Existem advertências. Para o quartil inferior, os salários reais não crescem tão rapidamente como os outros dois. Mesmo para a classe média, os salários reais não cresceram o suficiente para acompanhar o crescimento de alguns bens e serviços essenciais.
Medir o impacto global de tudo isto é um desafio, uma vez que famílias diferentes têm necessidades e prioridades diferentes. Houve algumas projeções de grande visibilidade que mostram que a classe média está a ficar para trás, mas fazem algumas suposições duvidosas.
Por exemplo, geralmente presumem que uma família de classe média tem dois filhos que precisam de cuidados. Os cuidados infantis são caros e muitas vezes necessários mesmo depois de as crianças começarem a frequentar a escola (embora, quando o fazem, os custos caiam significativamente). Estes custos constituem um verdadeiro fardo para muitas famílias e mais pode e deve ser feito para ajudá-las.
Mas não é uma crise nacional que afecta a maioria dos americanos. Na verdade, cerca de 11% dos lares americanos têm pelo menos um filho com menos de seis anos.
Outra grande despesa que os americanos enfrentam é a habitação. Nas zonas urbanas, os preços do aluguer de uma residência principal aumentaram quase 30% desde 2020, e as elevadas taxas de juro das hipotecas dificultaram a compra de uma casa para muitas pessoas. Mas quase dois terços das famílias americanas já possuem uma casa e quase metade das hipotecas pendentes têm uma taxa de juro fixa inferior a 4%.
Sim, estas condições tornam a deslocalização destas famílias mais difícil e mais cara para todos os que não possuem casa própria. No entanto, é difícil argumentar que a maioria das famílias não pode pagar a habitação.
Quanto custará a comida? Os preços dos alimentos aumentaram 27% desde 2020 e continuam a aumentar cerca de 3% ao ano. Para os americanos de baixos rendimentos, isto é um fardo real e ajuda a explicar por que razão os seus rendimentos reais caíram ou permaneceram estáveis. O impacto das tarifas está, sem dúvida, a piorar a situação. Para a família média, contudo, a alimentação continua a ser uma pequena parte do orçamento.
Não estou argumentando que a acessibilidade não seja um problema. É que deveríamos ser mais específicos sobre o que significa acessibilidade e para quem. Muitas das reclamações mais veementes sobre a acessibilidade vêm de famílias jovens sem filhos em grandes áreas metropolitanas ou de famílias de classe média alta ou mesmo de classe alta, e o que eles estão reclamando é que não podem pagar as armadilhas dos ricos.

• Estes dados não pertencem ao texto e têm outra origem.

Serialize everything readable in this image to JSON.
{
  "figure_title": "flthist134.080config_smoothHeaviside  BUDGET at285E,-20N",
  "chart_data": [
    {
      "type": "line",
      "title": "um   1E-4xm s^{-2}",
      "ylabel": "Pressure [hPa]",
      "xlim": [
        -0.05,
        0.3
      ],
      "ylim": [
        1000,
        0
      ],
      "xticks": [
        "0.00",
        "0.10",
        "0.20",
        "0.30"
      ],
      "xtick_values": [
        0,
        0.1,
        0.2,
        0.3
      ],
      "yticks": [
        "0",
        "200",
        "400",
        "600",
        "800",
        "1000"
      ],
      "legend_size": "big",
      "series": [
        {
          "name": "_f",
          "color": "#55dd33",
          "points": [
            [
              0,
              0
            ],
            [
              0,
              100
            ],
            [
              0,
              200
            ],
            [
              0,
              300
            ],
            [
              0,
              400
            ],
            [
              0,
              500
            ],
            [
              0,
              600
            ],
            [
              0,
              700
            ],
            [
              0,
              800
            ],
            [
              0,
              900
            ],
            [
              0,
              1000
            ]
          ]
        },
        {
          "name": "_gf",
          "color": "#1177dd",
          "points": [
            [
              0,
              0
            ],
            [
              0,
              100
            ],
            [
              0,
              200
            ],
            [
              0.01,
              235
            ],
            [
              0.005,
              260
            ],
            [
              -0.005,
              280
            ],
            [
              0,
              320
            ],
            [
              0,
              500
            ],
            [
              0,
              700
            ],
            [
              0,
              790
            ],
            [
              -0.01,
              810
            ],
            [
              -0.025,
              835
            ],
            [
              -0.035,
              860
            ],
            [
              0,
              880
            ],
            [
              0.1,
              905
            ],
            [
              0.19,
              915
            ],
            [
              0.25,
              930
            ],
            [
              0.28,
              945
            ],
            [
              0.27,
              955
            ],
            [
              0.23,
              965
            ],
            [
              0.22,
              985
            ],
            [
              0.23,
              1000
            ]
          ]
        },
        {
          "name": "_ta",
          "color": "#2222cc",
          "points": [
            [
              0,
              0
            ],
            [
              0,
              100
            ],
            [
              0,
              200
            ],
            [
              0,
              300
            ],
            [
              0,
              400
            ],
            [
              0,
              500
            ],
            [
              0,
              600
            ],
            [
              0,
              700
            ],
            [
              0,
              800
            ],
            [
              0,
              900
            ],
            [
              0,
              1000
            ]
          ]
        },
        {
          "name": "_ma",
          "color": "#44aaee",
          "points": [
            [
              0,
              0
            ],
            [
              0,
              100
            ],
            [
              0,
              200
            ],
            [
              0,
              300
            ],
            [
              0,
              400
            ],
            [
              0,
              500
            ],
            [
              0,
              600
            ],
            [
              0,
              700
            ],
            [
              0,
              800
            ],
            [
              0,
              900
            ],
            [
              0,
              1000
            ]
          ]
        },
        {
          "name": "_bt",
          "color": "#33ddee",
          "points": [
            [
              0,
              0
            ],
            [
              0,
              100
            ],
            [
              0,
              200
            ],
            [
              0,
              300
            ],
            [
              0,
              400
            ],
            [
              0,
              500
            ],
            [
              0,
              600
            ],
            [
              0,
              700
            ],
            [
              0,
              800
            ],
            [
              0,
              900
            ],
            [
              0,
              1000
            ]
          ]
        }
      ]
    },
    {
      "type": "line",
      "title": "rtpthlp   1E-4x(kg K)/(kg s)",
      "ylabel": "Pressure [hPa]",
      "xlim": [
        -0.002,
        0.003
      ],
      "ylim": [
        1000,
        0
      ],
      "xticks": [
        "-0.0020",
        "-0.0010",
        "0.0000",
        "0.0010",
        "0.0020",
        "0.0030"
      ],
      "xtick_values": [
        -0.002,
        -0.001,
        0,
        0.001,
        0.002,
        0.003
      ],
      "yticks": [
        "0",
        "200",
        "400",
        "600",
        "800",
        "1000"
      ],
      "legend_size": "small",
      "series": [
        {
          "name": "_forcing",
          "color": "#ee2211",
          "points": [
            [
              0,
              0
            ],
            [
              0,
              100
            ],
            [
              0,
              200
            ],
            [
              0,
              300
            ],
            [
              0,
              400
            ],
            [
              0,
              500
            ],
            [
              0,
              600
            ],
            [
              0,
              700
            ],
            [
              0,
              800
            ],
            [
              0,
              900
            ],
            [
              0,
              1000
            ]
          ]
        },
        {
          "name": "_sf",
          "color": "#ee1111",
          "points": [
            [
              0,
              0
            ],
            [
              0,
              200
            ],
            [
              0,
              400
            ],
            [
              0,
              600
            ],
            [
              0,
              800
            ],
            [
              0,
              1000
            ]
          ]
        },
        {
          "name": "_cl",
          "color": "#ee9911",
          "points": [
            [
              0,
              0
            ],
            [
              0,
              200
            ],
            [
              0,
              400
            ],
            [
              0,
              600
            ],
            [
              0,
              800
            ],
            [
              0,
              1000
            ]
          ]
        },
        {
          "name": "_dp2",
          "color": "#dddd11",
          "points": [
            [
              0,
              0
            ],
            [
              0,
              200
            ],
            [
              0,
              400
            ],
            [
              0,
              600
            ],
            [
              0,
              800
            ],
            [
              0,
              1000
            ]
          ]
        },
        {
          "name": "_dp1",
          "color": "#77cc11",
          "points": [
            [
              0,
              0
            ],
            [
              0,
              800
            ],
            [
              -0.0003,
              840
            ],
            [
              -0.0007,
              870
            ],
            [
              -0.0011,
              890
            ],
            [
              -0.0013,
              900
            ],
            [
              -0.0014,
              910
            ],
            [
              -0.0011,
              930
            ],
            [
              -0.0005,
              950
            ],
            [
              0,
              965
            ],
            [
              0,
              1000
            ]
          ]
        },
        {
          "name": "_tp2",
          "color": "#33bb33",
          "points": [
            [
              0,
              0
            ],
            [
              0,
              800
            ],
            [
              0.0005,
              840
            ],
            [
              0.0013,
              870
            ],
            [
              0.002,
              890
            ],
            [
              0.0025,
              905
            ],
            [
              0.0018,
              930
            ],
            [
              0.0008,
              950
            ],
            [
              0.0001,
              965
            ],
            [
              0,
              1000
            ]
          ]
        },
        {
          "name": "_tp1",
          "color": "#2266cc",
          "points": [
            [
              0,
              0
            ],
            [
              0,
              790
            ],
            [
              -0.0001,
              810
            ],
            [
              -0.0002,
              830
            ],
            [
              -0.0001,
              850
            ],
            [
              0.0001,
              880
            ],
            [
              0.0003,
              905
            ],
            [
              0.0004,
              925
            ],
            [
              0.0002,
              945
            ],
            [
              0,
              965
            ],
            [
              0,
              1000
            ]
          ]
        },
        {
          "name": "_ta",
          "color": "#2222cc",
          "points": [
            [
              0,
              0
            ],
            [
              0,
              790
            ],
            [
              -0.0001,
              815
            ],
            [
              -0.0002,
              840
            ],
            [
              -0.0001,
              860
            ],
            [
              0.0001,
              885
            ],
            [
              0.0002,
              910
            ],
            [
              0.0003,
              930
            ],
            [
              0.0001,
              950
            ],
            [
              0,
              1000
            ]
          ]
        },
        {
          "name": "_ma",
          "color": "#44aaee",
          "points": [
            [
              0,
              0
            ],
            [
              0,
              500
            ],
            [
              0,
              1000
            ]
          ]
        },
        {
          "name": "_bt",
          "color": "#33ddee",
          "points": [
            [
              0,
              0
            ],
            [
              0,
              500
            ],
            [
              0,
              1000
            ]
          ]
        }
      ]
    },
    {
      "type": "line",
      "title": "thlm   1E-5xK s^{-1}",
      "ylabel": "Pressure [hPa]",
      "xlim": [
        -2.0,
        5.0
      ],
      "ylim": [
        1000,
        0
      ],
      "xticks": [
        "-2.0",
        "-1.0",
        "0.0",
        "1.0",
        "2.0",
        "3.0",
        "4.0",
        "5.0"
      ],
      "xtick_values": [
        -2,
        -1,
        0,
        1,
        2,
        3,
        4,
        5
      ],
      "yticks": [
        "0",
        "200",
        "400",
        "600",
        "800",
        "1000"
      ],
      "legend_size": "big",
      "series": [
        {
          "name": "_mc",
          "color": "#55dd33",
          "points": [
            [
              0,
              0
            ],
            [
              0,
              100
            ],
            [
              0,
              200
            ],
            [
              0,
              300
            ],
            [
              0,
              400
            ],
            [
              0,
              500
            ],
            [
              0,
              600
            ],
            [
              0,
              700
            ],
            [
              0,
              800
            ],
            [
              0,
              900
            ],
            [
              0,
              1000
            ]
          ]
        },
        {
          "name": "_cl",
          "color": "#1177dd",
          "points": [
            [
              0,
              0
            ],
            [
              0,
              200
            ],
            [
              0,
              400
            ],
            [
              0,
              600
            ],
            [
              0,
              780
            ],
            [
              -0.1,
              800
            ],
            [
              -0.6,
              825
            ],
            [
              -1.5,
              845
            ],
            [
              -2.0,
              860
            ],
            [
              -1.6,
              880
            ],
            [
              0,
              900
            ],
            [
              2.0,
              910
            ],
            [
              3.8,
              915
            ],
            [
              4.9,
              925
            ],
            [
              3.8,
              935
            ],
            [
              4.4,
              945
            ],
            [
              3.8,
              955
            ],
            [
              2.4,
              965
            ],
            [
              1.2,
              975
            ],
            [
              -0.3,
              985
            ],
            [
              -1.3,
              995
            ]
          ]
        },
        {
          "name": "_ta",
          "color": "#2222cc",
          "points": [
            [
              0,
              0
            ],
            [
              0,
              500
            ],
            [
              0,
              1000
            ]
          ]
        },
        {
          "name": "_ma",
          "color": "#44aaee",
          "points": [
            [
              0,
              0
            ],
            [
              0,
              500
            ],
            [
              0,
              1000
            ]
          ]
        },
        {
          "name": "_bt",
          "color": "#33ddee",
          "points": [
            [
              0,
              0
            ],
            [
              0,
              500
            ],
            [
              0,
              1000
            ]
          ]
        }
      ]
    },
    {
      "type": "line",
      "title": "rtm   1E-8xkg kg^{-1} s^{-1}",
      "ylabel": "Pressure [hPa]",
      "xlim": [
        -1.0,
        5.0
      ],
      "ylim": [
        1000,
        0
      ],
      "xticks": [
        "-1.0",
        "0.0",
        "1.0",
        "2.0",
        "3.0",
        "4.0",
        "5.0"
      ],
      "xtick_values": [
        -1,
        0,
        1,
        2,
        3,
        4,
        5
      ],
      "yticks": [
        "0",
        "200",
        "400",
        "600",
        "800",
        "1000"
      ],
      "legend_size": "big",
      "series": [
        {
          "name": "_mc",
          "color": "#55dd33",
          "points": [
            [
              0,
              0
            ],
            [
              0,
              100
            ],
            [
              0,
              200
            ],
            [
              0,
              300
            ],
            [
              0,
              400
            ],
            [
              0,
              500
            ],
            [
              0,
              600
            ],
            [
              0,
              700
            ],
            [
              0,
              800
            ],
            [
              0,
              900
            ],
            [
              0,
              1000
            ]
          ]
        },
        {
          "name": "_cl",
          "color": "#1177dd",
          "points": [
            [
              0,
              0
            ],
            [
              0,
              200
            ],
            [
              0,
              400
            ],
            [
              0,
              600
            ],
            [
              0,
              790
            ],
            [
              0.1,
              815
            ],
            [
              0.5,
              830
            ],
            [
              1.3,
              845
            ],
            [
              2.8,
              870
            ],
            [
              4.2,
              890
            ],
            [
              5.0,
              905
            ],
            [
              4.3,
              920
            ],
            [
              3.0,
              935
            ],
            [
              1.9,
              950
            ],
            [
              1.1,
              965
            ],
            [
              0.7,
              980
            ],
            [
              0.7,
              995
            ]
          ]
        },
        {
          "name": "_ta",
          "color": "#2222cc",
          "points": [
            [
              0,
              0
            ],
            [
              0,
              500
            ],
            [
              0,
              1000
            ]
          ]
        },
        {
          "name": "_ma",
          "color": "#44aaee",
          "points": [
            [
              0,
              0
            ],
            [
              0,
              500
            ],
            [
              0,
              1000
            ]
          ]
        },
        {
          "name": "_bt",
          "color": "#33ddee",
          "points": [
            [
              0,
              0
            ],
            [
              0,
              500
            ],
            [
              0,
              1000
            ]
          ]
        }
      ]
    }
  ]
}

É verdade que a habitação nas cidades tornou-se mais cara do que nunca. Sem dúvida há jovens que querem construir a sua carreira nas grandes cidades e que não têm condições financeiras para isso. Tal como outras gerações antes deles, poderão ter de suportar as dificuldades de não viverem em cidades ideais ou de lidar com colegas de quarto desagradáveis. Alguns dos desafios que enfrentam são novos, mas não são comparáveis aos das pessoas com rendimentos fixos que lutam para comprar alimentos.
Outra fonte de preocupações com a acessibilidade é o choque residual da inflação elevada de há alguns anos. Os preços subiram acentuadamente e, embora a taxa de inflação tenha caído, os preços reais não o fizeram. Os rendimentos podem ter aumentado desde então, mas não para todas as famílias. De um modo mais geral, a inflação é um risco maior do que nunca e o mercado de trabalho está a deteriorar-se. Tudo isto torna os consumidores mais cautelosos e obscurece o clima económico.
A acessibilidade é uma questão real que precisa de mais atenção por parte dos decisores políticos. A expansão das opções de cuidados infantis, por exemplo, ou a redução das tarifas e dos regulamentos relativos à habitação, podem contribuir muito para ajudar as famílias em dificuldades. Mas explicar a crise da acessibilidade é tão inútil como chamá-la de farsa.
Alison Schrager é colunista de opinião da Bloomberg que cobre economia. ©2025Bloomberg. Distribuído pela Agência de Conteúdo Tribune.